It was not the President of Harvard but the President of Dartmouth who lately declared that chief among the problems of university administration is the "emotional alumnus." The phrase flashed memories of ragtime hands and acrobatic cheer leaders, of snake dancers, of comic opera commencement costumes, of hand-organs and monkeys and goats. But more than such things, it now appears, proceed from the emotional graduate. In his intellectuals also there is ragtime and motley.
On its financial side the modern university is a huge and multiplex corporation. Requiring sound business organization in a mass and flexible administration in every detail. Educational it confronts a well high insoluble problem, that of teaching modern scientific methods without neglecting the humanities, and of inculcating a liberality of mind that stops short of destructive radicalism. Conceivably, the graduate, in the intervals of carnival rejoicing, might accuse his Alma Mater of sacrificing teachers of might to a balanced budget, of accumulating laboratories while the classics decay, of grinding the face of liberalism beneath the heel of the business man's conservatism. Such things have been. But to upbraid it for including a man of any religion or of none in the administrative board of the corporation - one rubs one's eyes! A "Fellow" is chosen because he is a professional and business man of distinguished ability, because he is a patriotic American and a loyal alumnus. His religion has about as much importance in "establishing a precedent' as the color of his hair. And since when has Harvard been in danger of too much religion of any kind?

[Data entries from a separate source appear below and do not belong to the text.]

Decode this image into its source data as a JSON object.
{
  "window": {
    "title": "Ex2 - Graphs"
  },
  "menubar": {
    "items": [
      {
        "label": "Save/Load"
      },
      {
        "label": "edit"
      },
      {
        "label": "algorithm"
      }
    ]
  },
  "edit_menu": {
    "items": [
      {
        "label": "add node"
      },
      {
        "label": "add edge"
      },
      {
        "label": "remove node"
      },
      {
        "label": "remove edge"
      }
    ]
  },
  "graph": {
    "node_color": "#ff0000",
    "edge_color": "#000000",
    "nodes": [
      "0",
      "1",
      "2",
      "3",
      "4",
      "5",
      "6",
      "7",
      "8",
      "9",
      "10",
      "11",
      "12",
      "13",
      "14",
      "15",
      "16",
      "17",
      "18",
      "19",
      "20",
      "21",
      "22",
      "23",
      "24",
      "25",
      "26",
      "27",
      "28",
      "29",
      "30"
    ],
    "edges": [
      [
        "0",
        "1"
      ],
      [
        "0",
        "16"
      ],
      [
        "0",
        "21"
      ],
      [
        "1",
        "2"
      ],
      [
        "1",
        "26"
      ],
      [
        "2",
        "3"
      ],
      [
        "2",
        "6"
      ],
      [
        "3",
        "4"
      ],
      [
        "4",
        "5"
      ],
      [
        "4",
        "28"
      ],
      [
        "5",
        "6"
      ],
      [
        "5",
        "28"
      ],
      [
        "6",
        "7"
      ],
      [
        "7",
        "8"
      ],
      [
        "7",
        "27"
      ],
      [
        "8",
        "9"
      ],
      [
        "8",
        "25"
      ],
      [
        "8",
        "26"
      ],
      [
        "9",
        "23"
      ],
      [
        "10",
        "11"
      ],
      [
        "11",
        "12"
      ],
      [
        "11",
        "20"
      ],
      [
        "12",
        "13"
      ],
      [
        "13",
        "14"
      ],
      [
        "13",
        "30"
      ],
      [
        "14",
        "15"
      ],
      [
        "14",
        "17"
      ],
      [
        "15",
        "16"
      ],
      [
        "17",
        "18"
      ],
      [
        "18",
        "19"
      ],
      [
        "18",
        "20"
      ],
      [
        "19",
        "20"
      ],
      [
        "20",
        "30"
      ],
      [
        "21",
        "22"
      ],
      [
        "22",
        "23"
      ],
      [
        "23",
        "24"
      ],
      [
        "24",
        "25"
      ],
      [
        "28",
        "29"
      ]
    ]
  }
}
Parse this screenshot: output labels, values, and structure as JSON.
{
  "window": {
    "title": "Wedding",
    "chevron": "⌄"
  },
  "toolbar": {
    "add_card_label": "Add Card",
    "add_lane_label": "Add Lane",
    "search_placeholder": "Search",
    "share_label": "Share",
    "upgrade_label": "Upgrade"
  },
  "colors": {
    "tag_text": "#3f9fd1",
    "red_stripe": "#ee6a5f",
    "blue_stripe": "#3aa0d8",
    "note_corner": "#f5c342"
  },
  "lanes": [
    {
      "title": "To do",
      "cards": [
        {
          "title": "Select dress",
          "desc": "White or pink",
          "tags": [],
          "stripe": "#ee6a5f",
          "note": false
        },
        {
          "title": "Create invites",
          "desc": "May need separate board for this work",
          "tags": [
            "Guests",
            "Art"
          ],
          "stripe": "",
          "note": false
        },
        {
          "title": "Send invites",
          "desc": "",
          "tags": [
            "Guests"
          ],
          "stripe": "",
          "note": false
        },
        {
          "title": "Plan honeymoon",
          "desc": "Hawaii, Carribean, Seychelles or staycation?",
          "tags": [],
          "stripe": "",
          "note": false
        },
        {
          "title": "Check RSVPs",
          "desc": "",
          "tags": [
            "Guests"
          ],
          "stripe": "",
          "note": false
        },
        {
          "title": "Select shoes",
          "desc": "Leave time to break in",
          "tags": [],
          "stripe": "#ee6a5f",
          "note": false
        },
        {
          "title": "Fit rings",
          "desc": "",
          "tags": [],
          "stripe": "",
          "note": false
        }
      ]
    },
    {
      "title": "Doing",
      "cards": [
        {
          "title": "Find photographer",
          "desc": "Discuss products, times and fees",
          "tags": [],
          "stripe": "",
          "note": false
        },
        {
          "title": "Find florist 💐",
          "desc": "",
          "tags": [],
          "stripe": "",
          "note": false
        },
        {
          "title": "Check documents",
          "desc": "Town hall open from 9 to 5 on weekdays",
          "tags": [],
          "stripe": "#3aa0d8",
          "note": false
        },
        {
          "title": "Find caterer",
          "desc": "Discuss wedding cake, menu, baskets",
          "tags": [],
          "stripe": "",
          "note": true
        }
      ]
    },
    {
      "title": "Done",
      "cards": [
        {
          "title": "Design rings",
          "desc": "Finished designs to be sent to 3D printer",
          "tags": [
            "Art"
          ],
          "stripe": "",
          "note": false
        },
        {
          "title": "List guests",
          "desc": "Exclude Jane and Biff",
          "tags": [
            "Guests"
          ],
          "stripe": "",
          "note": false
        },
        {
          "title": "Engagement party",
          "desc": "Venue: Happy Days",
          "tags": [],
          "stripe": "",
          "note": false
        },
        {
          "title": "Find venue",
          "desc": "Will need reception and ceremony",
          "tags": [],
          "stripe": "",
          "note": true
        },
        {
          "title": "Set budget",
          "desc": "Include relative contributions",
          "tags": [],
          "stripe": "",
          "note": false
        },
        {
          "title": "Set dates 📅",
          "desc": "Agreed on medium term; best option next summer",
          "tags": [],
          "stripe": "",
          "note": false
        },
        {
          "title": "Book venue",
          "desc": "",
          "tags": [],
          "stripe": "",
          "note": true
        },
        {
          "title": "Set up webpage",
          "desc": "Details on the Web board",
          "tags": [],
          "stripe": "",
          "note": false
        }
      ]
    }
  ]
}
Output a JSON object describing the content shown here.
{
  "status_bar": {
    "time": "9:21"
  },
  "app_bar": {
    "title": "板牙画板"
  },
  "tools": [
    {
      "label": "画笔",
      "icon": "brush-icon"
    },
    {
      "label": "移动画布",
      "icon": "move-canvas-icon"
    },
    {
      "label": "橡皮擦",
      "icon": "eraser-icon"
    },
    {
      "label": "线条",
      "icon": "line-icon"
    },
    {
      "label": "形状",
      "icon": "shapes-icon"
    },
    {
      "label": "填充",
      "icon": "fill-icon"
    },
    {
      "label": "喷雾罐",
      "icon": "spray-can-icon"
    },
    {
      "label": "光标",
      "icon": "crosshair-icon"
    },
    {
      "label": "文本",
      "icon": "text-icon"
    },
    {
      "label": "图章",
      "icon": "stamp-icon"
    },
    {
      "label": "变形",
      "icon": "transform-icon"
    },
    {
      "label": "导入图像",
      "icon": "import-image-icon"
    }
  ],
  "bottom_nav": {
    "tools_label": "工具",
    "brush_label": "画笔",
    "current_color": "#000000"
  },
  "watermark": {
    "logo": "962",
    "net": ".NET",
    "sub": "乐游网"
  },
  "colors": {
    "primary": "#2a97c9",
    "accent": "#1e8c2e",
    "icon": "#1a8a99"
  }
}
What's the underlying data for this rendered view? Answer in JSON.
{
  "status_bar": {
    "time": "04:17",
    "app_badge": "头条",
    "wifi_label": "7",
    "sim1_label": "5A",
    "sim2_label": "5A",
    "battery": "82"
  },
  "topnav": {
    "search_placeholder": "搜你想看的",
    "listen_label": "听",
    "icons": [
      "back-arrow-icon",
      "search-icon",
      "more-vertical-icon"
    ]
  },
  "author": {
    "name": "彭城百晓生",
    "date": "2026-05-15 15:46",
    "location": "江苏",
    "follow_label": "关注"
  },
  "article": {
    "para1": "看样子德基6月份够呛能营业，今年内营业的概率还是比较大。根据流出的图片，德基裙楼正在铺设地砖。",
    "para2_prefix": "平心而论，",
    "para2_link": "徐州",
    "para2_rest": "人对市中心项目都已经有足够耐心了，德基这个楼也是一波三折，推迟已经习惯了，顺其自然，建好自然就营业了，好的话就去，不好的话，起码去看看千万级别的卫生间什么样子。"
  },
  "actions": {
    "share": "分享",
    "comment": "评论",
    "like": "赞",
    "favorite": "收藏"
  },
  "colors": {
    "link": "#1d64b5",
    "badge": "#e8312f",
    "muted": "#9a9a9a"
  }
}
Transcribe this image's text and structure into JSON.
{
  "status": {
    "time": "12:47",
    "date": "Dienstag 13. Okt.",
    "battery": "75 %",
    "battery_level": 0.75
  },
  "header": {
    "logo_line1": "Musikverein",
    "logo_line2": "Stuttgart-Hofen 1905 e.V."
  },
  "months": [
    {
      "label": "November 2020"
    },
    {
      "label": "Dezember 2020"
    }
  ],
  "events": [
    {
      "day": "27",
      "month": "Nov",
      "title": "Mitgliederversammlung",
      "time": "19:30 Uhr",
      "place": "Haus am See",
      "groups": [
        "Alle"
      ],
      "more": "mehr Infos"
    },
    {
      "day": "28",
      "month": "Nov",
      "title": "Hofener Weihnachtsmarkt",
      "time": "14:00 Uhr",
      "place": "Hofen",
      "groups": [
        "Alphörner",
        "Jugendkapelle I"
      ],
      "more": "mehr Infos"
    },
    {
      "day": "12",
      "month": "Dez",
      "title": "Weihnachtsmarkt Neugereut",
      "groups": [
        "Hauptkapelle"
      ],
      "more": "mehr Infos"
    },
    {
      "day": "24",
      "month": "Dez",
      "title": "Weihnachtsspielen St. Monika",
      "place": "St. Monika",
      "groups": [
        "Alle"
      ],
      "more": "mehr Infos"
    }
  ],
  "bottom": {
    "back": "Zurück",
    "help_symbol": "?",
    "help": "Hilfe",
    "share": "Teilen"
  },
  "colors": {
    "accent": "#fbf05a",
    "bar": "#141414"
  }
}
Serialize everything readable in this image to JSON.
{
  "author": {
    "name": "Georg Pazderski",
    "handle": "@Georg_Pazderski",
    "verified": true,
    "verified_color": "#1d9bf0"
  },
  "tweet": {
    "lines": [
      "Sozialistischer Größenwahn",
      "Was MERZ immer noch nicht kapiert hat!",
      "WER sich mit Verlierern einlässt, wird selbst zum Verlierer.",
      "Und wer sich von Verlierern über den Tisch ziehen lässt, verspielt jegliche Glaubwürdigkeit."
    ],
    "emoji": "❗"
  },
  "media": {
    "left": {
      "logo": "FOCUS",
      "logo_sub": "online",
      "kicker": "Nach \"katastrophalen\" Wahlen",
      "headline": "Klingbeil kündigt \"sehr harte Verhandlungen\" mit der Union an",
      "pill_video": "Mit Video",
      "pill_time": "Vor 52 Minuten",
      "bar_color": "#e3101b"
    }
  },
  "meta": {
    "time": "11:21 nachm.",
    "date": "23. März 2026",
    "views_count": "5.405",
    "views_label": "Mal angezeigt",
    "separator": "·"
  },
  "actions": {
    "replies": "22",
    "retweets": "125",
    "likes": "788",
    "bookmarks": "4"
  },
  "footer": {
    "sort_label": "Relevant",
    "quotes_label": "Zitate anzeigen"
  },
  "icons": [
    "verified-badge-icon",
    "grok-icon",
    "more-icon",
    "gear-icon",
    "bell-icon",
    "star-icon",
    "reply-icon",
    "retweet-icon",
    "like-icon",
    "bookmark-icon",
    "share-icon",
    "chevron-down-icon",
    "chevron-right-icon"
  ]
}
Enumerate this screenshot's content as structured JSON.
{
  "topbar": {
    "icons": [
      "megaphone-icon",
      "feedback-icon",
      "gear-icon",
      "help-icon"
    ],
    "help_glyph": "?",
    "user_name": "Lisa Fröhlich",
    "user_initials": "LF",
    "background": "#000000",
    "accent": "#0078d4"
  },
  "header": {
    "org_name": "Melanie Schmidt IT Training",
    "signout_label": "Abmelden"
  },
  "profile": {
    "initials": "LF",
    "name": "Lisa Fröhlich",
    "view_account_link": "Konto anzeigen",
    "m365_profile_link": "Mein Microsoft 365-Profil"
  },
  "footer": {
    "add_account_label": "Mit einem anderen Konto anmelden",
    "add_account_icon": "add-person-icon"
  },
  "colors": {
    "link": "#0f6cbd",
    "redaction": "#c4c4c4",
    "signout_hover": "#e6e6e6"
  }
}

They manage these things better at Dartmouth. There they have not only diagnosed the psychic cause of snake dances, commencement masquerading and goats, but have set about removing it even in the midst of bright college years. A psychiatrist attached to the Faculty makes it his business to look into the mental and emotional problems of undergraduates and to treat them with a view to their adjustment. Contrary to expectation, the undergraduates have responded in numbers. This may be set down to the ego's delight in the study of the ego, which is accountable for so much of the vogue of the new psychology. But the authorities at Dartmouth think otherwise. The results of psyching the student, they say, are "of inestimable value" chiefly no doubt, as preparing a future in which no graduate will accuse the hard-headed Fellows of the Corporation of lending themselves to propaganda "De Fide" or other. New York Times.